Nubya Garcia - Nubya's 5ive (2017)

  La jeune londonienne est déjà une grande du saxophone et du jazz en général. Et ce, bien qu'elle ne se définisse que comme une "artiste influencée par le jazz" (cf l'article de l'excellent webzine Djam), rejetant toute forme d'élitisme ou de rejet des non connaisseurs. Elle est d'ailleurs autant influencée par le jazz modal que par les rythmes éthiopiens ou les beats hip-hop hérités de J Dilla ou des disques nu-soul de Lauryn Hill ou Erykah Badu ("Lost Kingdoms"). La musique caribéenne que ses parents écoutaient l'a également profondément marquée, et notamment les fanfares, influence marquante de "Hold", et des carnavals sur "Fly Free", qui incorpore subtilement cette influence lointaine (écoutez les percussions et le piano) dans un jazz très classe et classique, assez new-yorkais du côté du saxophone.


  La fin d'album est une magnifique leçon de jazz, entre l'ample et intense "Contemplation" et le classieux et syncopé "Red Sun". Avec en bonus une version alternative de "Hold" pleine d'urgence : entre percus caribéennes tapageuses et au saxophone tranchant. 

  Déjà une figure de la riche scène londonienne de jazz, aux côtés de monuments comme Shabaka Hutchings, Garcia est une artiste versatile et ouverte, elle a déjà collaboré avec de nombreux jazzmen, ainsi qu'avec le groupe de post-punk électronique Polar Bear entre autres divagations hors du champ jazz, et prévoit que son prochain album exploitera lourdement les effets électroniques. 

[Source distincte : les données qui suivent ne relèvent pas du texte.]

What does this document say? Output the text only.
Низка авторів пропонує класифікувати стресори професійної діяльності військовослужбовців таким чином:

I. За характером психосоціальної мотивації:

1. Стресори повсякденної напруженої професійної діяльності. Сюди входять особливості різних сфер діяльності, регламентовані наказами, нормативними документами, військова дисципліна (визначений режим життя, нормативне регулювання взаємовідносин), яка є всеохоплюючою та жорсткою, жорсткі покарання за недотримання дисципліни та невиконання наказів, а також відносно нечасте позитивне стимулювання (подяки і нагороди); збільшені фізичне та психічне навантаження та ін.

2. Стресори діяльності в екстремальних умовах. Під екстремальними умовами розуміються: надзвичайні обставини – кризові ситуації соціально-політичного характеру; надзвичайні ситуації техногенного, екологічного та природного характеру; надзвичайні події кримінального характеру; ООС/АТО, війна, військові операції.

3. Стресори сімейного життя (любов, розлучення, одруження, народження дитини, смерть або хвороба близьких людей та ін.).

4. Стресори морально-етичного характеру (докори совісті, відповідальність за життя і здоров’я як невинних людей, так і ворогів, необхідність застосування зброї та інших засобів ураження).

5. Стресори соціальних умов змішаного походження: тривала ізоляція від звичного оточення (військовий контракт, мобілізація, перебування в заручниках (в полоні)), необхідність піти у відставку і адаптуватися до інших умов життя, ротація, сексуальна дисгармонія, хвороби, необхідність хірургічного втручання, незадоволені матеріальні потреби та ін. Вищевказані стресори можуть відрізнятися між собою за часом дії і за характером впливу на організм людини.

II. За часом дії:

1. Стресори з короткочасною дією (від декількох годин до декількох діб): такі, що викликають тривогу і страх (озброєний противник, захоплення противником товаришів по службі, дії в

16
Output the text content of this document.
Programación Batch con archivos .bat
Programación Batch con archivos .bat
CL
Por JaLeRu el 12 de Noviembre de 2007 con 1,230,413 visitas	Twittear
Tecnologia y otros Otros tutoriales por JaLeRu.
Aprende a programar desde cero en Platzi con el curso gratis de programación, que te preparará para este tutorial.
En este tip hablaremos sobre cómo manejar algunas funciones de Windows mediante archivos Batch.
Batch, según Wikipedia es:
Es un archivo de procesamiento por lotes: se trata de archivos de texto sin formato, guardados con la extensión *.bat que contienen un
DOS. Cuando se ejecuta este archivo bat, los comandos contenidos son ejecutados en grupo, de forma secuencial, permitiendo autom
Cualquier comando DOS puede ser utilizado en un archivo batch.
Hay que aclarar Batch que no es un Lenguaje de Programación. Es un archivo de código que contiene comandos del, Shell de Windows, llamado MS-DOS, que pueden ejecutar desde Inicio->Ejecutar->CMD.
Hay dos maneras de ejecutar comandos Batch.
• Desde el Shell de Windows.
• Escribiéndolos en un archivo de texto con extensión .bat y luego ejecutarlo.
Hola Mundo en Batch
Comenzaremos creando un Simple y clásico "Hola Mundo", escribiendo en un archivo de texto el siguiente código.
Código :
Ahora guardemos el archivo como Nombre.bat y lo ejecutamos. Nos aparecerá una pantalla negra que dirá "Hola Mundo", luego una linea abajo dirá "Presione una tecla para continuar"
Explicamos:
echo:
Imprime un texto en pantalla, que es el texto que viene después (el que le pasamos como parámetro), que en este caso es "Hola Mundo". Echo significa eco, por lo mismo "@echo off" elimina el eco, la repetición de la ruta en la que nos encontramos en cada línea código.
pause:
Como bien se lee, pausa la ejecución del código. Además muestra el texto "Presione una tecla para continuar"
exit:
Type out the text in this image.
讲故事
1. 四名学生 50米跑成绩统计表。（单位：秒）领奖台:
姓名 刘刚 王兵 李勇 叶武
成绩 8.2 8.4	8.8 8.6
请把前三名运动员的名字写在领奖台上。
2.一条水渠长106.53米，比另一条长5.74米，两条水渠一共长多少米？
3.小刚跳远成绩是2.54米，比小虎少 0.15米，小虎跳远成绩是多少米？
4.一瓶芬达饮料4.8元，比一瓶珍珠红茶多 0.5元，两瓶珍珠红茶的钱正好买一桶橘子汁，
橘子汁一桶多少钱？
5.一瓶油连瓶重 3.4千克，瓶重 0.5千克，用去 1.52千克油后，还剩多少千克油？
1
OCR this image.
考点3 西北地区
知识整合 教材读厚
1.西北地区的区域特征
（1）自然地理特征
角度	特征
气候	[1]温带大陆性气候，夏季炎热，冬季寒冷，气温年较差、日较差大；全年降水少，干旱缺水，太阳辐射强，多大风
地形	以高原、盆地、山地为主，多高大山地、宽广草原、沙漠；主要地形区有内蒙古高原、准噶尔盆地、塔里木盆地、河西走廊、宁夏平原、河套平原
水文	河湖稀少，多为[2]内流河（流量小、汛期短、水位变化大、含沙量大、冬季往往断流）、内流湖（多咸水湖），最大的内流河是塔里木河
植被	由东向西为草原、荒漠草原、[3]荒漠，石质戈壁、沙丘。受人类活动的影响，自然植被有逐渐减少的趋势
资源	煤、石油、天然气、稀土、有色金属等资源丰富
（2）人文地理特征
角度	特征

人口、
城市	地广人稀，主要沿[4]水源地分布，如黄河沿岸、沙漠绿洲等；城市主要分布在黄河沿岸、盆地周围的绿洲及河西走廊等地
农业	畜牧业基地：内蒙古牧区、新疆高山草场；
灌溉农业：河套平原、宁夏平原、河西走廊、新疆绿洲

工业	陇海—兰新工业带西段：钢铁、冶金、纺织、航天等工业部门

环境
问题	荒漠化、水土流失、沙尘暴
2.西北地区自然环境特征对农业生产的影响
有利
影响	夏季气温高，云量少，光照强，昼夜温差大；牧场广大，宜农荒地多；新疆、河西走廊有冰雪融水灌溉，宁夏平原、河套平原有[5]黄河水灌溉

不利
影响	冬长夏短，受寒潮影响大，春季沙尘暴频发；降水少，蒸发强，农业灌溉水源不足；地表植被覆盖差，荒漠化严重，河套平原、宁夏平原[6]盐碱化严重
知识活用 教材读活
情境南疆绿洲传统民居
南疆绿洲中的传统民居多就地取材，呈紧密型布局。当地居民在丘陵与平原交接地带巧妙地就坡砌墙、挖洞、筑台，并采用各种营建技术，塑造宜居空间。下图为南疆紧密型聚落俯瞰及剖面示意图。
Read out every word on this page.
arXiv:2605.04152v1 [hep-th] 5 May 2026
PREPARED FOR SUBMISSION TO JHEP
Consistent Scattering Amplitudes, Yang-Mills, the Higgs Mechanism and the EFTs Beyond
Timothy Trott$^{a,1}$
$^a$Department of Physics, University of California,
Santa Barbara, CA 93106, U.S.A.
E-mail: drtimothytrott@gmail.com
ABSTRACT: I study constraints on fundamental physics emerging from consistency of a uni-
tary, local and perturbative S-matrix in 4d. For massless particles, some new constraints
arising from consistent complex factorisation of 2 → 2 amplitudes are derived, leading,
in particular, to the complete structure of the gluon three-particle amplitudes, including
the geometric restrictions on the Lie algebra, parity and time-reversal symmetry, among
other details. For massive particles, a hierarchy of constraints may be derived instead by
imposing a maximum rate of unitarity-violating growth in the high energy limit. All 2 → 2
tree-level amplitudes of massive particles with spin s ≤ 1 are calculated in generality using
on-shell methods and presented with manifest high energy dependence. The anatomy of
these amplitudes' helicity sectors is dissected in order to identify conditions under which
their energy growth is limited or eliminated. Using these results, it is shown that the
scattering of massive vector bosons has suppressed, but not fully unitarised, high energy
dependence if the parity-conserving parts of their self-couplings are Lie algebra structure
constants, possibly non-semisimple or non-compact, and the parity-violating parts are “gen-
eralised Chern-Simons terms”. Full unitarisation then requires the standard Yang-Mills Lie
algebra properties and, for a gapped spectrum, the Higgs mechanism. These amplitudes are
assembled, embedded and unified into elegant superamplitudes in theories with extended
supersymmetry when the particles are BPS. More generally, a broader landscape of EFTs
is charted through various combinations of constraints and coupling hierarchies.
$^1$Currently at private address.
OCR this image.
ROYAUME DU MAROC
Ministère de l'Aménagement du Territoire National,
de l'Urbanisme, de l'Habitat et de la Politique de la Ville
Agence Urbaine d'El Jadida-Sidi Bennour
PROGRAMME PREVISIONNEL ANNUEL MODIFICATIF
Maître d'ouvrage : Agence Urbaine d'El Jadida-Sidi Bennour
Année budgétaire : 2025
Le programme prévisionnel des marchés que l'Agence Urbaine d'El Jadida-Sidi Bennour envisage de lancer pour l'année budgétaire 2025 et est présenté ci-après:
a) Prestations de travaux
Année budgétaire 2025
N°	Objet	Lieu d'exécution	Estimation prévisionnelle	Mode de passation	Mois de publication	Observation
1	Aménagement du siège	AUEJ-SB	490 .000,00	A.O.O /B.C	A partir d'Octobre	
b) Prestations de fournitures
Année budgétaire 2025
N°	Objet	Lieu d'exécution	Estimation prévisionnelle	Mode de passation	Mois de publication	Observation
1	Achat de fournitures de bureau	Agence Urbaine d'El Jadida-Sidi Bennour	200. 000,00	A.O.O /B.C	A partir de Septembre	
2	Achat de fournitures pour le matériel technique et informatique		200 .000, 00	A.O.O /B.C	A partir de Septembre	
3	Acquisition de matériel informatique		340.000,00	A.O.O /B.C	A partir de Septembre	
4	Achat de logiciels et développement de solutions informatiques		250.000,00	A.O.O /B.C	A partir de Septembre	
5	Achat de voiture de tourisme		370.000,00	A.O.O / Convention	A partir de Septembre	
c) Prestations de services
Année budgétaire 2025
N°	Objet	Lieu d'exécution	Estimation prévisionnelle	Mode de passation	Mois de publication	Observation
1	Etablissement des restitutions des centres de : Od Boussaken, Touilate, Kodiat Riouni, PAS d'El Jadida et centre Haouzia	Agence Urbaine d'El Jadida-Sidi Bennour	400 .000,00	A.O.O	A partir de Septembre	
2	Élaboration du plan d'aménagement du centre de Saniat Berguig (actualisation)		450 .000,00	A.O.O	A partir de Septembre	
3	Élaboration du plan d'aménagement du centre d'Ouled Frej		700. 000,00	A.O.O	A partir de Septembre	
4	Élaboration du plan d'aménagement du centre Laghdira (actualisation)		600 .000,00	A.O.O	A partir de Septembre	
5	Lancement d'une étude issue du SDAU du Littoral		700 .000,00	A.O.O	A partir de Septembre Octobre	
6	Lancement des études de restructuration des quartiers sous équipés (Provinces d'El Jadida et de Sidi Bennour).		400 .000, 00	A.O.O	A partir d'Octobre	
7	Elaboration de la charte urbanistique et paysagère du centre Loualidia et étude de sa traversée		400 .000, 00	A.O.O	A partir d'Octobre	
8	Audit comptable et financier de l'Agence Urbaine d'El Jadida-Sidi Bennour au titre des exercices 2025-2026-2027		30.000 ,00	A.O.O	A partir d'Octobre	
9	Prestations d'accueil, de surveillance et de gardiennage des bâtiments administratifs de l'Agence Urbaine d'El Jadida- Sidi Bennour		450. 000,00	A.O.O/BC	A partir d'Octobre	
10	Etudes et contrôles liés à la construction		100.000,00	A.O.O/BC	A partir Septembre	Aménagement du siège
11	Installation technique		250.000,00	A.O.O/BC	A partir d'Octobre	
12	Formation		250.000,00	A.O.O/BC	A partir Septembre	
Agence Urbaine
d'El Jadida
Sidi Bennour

  Bref, après ce chef-d'oeuvre inaugural, Garcia est une artiste cruciale, à suivre absolument. Et en attendant ses exploits futurs, (re)découvrez ce Nubya's 5ive par là !

Line-up :
Nubya Garcia (saxophone)Joe Armon-Jones (Piano)Moses Boyd (batterie)Daniel Casimir (basse)Femi Koloeso (batterie)Sheila Maurice-Grey (trompette) and Theon Cross (Tuba)



Alex


2 commentaires:

  1. Deux belles découvertes pour moi. Particulièrement Nubya Garcia dont tu décris avec beaucoup de pertinence le style, ce groove éthio jazz et ces sons rcaribéens, ce style fanfare et une certaine retenue New Yorkaise. Un gros gros coup de coeur.
    Eric Shaefer tout aussi intéressant, dans un style étonnament cadré, à mi chemin entre jazz, musique traditionnelle/populaire et la musique classique. Du classique que l'on retrouve autant dans la composition que dna sl'interprétation, notamment à la clarinette.